UV Mapping Procedural Texture to Cube. I'm Missing Something.

When I try to put a procedural texture like “brick” on a cube, I get poor results. I’ve seen many, many threads trying to explain how to do this, but it seems they ALL contain either flat-out errors, mistakes, or are no longer accurate with current versions. Here’s what Blender gives you without UV mapping:


So, pretty worthless. Regardless, when I add seams and try to UV map the cube, I can’t see any way to add a procedural texture the way one would add an image in the UV window. I can get what I want by breaking the model into parts and adding my procedural texture(s) but it seems there should be a way to do this while still keeping model totality.

In your picture, it’s mapping X,Y world pos to U, V texture coords.

How to change this depends on what kind of texture you’re using, what renderer you’re using, whether you’re using nodes or not.

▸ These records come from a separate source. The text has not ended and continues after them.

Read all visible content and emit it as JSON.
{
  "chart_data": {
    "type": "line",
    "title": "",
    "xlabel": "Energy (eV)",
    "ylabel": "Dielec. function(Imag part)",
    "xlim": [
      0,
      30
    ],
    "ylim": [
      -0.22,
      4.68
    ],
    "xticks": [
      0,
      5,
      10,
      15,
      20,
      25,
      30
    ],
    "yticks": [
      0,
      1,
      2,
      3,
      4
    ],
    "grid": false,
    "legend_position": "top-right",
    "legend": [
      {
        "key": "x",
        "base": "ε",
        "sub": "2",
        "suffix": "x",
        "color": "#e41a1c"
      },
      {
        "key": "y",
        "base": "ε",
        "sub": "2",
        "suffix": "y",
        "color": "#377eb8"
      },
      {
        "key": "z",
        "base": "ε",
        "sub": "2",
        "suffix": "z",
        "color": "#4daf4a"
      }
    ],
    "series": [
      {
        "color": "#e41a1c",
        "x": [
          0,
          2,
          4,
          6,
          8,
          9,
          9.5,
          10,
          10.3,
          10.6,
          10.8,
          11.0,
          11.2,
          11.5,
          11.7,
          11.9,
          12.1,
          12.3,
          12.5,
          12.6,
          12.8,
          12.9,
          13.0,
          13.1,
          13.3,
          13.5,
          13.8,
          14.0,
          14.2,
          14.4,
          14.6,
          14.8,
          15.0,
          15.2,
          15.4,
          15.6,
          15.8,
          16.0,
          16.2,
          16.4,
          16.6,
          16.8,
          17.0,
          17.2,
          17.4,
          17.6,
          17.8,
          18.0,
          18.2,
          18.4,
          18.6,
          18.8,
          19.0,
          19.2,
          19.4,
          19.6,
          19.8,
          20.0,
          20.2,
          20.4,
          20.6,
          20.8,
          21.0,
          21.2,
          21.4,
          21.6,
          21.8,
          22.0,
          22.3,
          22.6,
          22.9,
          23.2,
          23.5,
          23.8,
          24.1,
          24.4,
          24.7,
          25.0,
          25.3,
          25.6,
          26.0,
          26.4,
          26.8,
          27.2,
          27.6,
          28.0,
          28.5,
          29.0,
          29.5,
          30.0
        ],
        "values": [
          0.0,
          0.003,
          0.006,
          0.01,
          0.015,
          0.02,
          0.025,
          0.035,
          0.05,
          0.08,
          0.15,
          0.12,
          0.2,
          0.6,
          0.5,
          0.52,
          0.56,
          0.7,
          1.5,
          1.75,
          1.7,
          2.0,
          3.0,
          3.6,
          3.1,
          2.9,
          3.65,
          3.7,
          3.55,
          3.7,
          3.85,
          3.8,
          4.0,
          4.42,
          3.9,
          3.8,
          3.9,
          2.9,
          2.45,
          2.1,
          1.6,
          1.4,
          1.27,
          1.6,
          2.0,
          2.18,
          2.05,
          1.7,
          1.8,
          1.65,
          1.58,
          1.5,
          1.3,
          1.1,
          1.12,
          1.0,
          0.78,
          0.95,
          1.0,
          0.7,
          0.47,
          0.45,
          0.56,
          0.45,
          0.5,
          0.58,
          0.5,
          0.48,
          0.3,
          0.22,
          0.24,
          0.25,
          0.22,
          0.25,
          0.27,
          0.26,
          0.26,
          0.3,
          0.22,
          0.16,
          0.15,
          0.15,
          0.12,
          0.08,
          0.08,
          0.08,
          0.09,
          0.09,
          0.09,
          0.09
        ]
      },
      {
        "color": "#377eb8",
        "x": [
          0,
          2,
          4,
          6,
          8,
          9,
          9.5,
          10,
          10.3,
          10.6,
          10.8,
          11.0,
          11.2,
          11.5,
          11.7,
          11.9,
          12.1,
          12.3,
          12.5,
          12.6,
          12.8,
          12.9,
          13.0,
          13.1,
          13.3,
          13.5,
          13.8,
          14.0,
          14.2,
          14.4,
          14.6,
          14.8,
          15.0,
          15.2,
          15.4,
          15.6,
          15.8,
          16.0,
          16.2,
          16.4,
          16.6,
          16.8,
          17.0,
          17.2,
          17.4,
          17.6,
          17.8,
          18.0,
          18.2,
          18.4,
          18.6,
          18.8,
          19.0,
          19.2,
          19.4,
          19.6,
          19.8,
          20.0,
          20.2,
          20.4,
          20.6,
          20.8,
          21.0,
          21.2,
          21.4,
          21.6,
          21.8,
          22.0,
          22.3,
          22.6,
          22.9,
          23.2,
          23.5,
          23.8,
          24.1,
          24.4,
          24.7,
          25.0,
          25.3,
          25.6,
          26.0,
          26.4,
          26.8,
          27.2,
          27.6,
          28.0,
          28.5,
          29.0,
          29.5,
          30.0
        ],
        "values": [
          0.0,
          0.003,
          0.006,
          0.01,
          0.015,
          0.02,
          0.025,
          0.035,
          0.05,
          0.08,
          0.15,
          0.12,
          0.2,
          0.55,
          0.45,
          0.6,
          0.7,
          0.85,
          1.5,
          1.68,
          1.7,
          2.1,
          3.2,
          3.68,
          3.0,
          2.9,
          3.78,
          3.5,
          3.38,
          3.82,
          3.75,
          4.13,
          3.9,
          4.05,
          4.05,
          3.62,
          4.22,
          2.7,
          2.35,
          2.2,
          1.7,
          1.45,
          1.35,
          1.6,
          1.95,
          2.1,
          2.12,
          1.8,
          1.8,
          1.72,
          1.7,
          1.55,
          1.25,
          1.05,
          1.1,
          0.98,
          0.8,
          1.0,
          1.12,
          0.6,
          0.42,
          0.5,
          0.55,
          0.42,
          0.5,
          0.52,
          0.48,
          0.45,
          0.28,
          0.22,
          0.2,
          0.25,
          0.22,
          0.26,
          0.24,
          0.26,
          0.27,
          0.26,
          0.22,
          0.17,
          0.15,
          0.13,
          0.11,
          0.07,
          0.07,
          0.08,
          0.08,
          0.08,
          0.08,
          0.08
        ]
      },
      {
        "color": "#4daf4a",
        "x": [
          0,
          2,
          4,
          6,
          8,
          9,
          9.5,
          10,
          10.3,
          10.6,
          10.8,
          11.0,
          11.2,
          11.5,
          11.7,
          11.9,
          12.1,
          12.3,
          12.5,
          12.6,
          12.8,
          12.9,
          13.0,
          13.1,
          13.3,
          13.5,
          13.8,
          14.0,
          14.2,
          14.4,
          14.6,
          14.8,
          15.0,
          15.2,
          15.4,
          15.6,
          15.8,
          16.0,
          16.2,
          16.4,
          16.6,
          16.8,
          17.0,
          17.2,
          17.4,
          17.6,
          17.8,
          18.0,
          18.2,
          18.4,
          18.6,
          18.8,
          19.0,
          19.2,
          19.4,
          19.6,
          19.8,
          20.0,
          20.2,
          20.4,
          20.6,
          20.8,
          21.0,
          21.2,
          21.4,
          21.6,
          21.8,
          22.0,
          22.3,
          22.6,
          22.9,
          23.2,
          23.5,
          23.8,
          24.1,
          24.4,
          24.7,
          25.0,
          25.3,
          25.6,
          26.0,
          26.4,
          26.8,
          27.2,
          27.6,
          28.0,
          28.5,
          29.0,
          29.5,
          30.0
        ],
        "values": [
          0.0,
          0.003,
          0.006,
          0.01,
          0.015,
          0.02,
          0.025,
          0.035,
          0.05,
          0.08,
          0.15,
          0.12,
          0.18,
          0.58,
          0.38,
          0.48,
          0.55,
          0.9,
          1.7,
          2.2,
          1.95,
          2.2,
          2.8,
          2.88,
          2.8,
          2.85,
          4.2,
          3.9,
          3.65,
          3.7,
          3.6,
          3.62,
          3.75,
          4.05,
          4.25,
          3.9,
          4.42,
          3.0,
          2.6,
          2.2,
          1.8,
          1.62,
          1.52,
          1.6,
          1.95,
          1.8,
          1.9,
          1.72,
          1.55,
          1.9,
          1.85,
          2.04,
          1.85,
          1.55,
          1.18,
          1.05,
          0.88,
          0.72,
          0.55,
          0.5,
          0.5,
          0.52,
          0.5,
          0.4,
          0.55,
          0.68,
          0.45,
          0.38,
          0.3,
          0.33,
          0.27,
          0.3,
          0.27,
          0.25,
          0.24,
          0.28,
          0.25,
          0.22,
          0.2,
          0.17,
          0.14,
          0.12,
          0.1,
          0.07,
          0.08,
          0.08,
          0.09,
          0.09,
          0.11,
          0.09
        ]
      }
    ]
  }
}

If you’re using Blender Internal, try changing the texture’s mapping to “cube.”

Wrapping a 2d texture around a 3d object has so many different solutions, that it’s difficult for a computer to do it without any help from the artist (typically by using uvmaps)…
Default objects have the option to be uv unwrapped at creation time, but as we normally manipulate and change those objects to fit our needs, we need to change the uvmap accordingly.

Iirc the brick texture is 2D in nature, unlike noise and voronoi which are 3D. So simply doing object coords (even if adding some random vector to avoid crossing 0 in case that was problematic) won’t work. Your faced with either unwrap, separate objects/faces and rotate coords individually, or download some kind of box projection (I don’t know why this isn’t built in in the first place - only image texture node has this option).

I get what you (all) are saying - it’s not worth trying to apply a procedural texture like this to a cube. I assumed this was possible due to several super-inaccurate posts elsewhere, but I see now why this was a fool’s errand. I will create my own texture in Photoshop instead. Thanks for clearing this up.
It really does seem weird though that the software would, by default, apply a super-stretched image to any of the sides. Seems like a big oversight.

Check out this post I posted ages ago. The material link doesn’t work anymore, but the picture is illustrating enough. The material I setup back then had two “modes”:

  1. Tile tiled white wall mode only works in scenarios where you can see the inner corner only, and fails miserably on 3D generic objects.
  2. The tiled pillars and 3D objects mode only works on generic 3D shapes where the edge don’t align perfectly with the mapping direction. What do you think will happen in this mode if you cover up a whole stone rather than clip it inside? That side would become mortar only.

It’s probably possible to node up a 3D brick texture generator that works perfectly with any cube (like my 3D tiles in that mode). But it would fail miserably with any other shape, maybe even a bevelled cube would have issues. That kinda renders that idea useless.

I’m curious though, does other software have 3D brick generators that works nicely (without any UV’ing)? As I never have to deform anything, UV’ing to me is an unnecessary step.

At a render level? Never seen nor heard of such (well, there are attemps, but all of them have flaws, and just look good in some meshes). There are algorithms that can produce very nice 3d bricks, but they perform mesh analisys in the process, and that is quite expensive to put it inside the render routines… But baking them works pretty well (though we still need UVs).